Reflection and quotation

Jecel Assumpcao Jr
Wed, 23 Aug 2000 17:34:42 -0300

I have not really followed all this discussion, but like Faré I will
make a comment on the original question.

Here is an example of why I got lost in the discussion:

On Wed, 23 Aug 2000,  Kyle Lahnakoski wrote:
> You want to edit 4?  What would you like to do to it?  This weaving of
> behavior and objects is a side effect of not having a normalized
> representation of that specific domain.  If 4 has attributes, like
> behavior, then somebody did bad design work.

In object oriented programming the number 4 typically has behavior (you
can ask it for its successor and get 5 as an answer, for example). You
might not like it, but I don't see how you can declare it as "bad

Back to Lisp: my impression from doing a few implementations of the
language is a little different from Faré's QUOTE, EVAL, KWOTE,
QUASIQUOTE, UNQUOTE theory. I simply tagged a defined lambda associated
with some symbol as either an EXPR or a FEXPR. EVAL checked this and
called itself recursively for the arguments in the first case but
passed on the arguments unchanged for the second. This would allow use
to have quote a normal FEXPR instead of a special form:

(defun QUOTE fexpr (lambda (x) x))

or something like that. Of course, you need some help from the parser
to have the ' style of quotes, but if EVAL knows about FEXPRs it
doesn't have to know about QUOTE.

Here is an interesting (but badly formatted) Lisp history (which has
QUOTE as a special form in all examples):

In any case, Alan Kay didn't like any of the solutions adopted in Lisp
and tried to come up with a language that would solve the quoting
problem in a more elegant way. That was Smalltalk-72. In that language,
each class had a single piece of code which would parse the "message
stream" as it executed. That allowed each class to define a totally
different syntax, which was very fun but ended up causing a lot of
communications problems between programmers. Among the special
functions that could be used by a class code were:

  eyeball: checks that the next symbol in the message stream is a given
               one. Returns true and consumes the symbol if yes, returns
               false otherwise.

  colon: evaluates the next expression in the stream and returns it.

  open-colon: returns the unevaluated next expression. You can call
                        EVAL on it later.

I guess he felt that having the colon/open-colon choice for each
argument was more interesting than a hidden EXPR/FEXPR attribute. On
ther other hand, Smalltalk-72 also had a ' quotation mechanism that was
hardwired into EVAL.

The problem with all these choices is that looking at the sender side
of the message stream you can't tell if an expression will be passed
evaluated or not. Dan Ingalls introduced a fixed syntax system in
Smalltall-76 and in Smalltalk-78 cleaned up the quoting problem for
expressions by introducing the square bracket notation for block
objects. Now it was the sender who decided whether an expression should
be evaluated before or after being bound to an argument:

          xxx ka: (2+2)   "evaluate"

          xxx kb: [2+2]   "do not evaluate"

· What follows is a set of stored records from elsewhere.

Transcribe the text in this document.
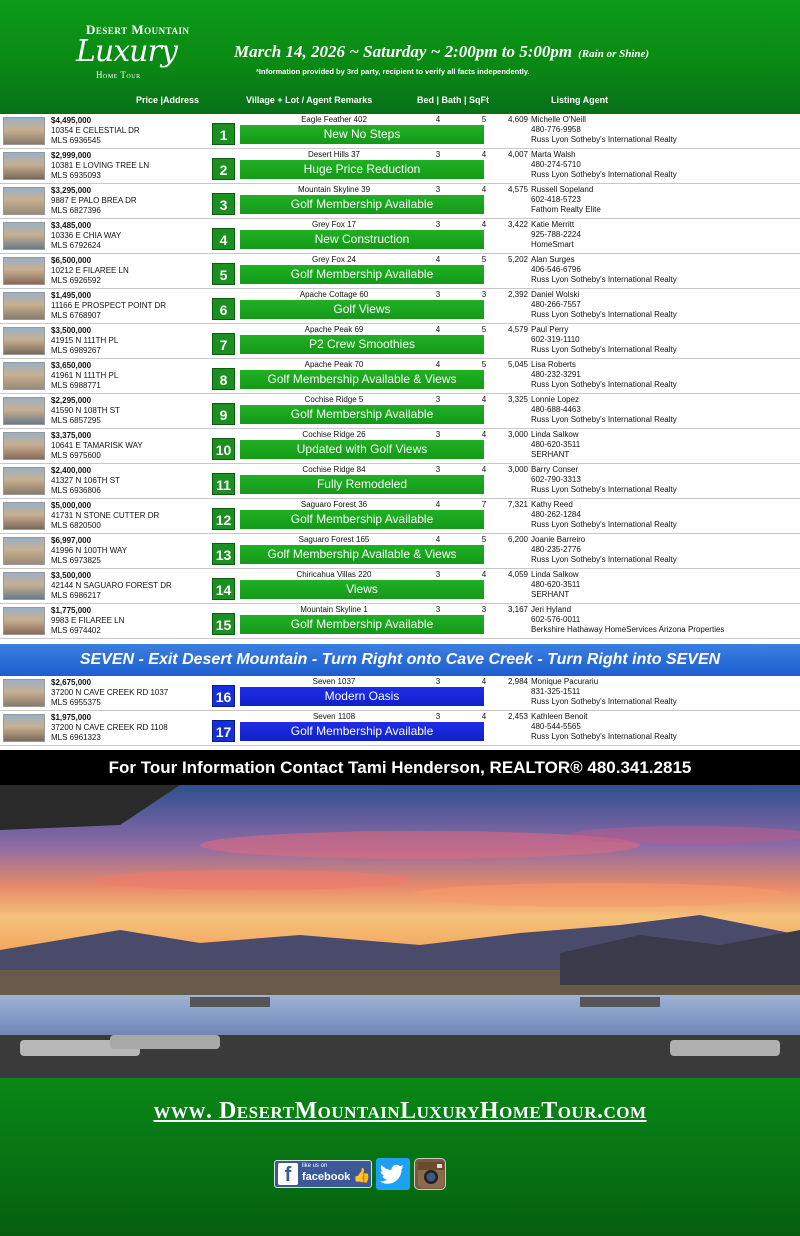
Desert Mountain
Luxury
Home Tour
March 14, 2026 ~ Saturday ~ 2:00pm to 5:00pm (Rain or Shine)
*Information provided by 3rd party, recipient to verify all facts independently.
Price |Address	Village + Lot / Agent Remarks	Bed | Bath | SqFt	Listing Agent
$4,495,000
10354 E CELESTIAL DR
MLS 6936545	1
Eagle Feather 402	4	5	4,609
New No Steps
Michelle O'Neill
480-776-9958
Russ Lyon Sotheby's International Realty
$2,999,000
10381 E LOVING TREE LN
MLS 6935093	2
Desert Hills 37	3	4	4,007
Huge Price Reduction
Marta Walsh
480-274-5710
Russ Lyon Sotheby's International Realty
$3,295,000
9887 E PALO BREA DR
MLS 6827396	3
Mountain Skyline 39	3	4	4,575
Golf Membership Available
Russell Sopeland
602-418-5723
Fathom Realty Elite
$3,485,000
10336 E CHIA WAY
MLS 6792624	4
Grey Fox 17	3	4	3,422
New Construction
Katie Merritt
925-788-2224
HomeSmart
$6,500,000
10212 E FILAREE LN
MLS 6926592	5
Grey Fox 24	4	5	5,202
Golf Membership Available
Alan Surges
406-546-6796
Russ Lyon Sotheby's International Realty
$1,495,000
11166 E PROSPECT POINT DR
MLS 6768907	6
Apache Cottage 60	3	3	2,392
Golf Views
Daniel Wolski
480-266-7557
Russ Lyon Sotheby's International Realty
$3,500,000
41915 N 111TH PL
MLS 6989267	7
Apache Peak 69	4	5	4,579
P2 Crew Smoothies
Paul Perry
602-319-1110
Russ Lyon Sotheby's International Realty
$3,650,000
41961 N 111TH PL
MLS 6988771	8
Apache Peak 70	4	5	5,045
Golf Membership Available & Views
Lisa Roberts
480-232-3291
Russ Lyon Sotheby's International Realty
$2,295,000
41590 N 108TH ST
MLS 6857295	9
Cochise Ridge 5	3	4	3,325
Golf Membership Available
Lonnie Lopez
480-688-4463
Russ Lyon Sotheby's International Realty
$3,375,000
10641 E TAMARISK WAY
MLS 6975600	10
Cochise Ridge 26	3	4	3,000
Updated with Golf Views
Linda Salkow
480-620-3511
SERHANT
$2,400,000
41327 N 106TH ST
MLS 6936806	11
Cochise Ridge 84	3	4	3,000
Fully Remodeled
Barry Conser
602-790-3313
Russ Lyon Sotheby's International Realty
$5,000,000
41731 N STONE CUTTER DR
MLS 6820500	12
Saguaro Forest 36	4	7	7,321
Golf Membership Available
Kathy Reed
480-262-1284
Russ Lyon Sotheby's International Realty
$6,997,000
41996 N 100TH WAY
MLS 6973825	13
Saguaro Forest 165	4	5	6,200
Golf Membership Available & Views
Joanie Barreiro
480-235-2776
Russ Lyon Sotheby's International Realty
$3,500,000
42144 N SAGUARO FOREST DR
MLS 6986217	14
Chiricahua Villas 220	3	4	4,059
Views
Linda Salkow
480-620-3511
SERHANT
$1,775,000
9983 E FILAREE LN
MLS 6974402	15
Mountain Skyline 1	3	3	3,167
Golf Membership Available
Jeri Hyland
602-576-0011
Berkshire Hathaway HomeServices Arizona Properties
SEVEN - Exit Desert Mountain - Turn Right onto Cave Creek - Turn Right into SEVEN
$2,675,000
37200 N CAVE CREEK RD 1037
MLS 6955375	16
Seven 1037	3	4	2,984
Modern Oasis
Monique Pacurariu
831-325-1511
Russ Lyon Sotheby's International Realty
$1,975,000
37200 N CAVE CREEK RD 1108
MLS 6961323	17
Seven 1108	3	4	2,453
Golf Membership Available
Kathleen Benoit
480-544-5565
Russ Lyon Sotheby's International Realty
For Tour Information Contact Tami Henderson, REALTOR® 480.341.2815
www. DesertMountainLuxuryHomeTour.com
f	like us on
facebook 👍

which would be something like (ka xxx (+ 2 2)) and (kb xxx '(+ 2 2)) in
Lisp. In fact, Logo uses parenthesis for evaluated lists and square
brackets for quoted ones too. Note that numbers and a few other types
of objects are self quoting, but that is easily handled by patching
EVAL and I won't mention it further.

In Self it is defined that anytime you reference a method object, it is
evaluated and the result is returned instead of the object. This means
that no expression can ever return a method object directly. Mirror
objects help solve this problem since anything you might be interested
in doing to a method object you can ask its mirror to do it for you. An
alternative design would be to have different slot types, so that
a method object in one type would auto evaluate while the same object
stored in another slot type would not (allowing you to refer to it
directly). Self's designers didn't like this idea very much.

While mirrors are doing double duty in Self (reflection and quotation),
I am not sure there is any relation between the two concepts.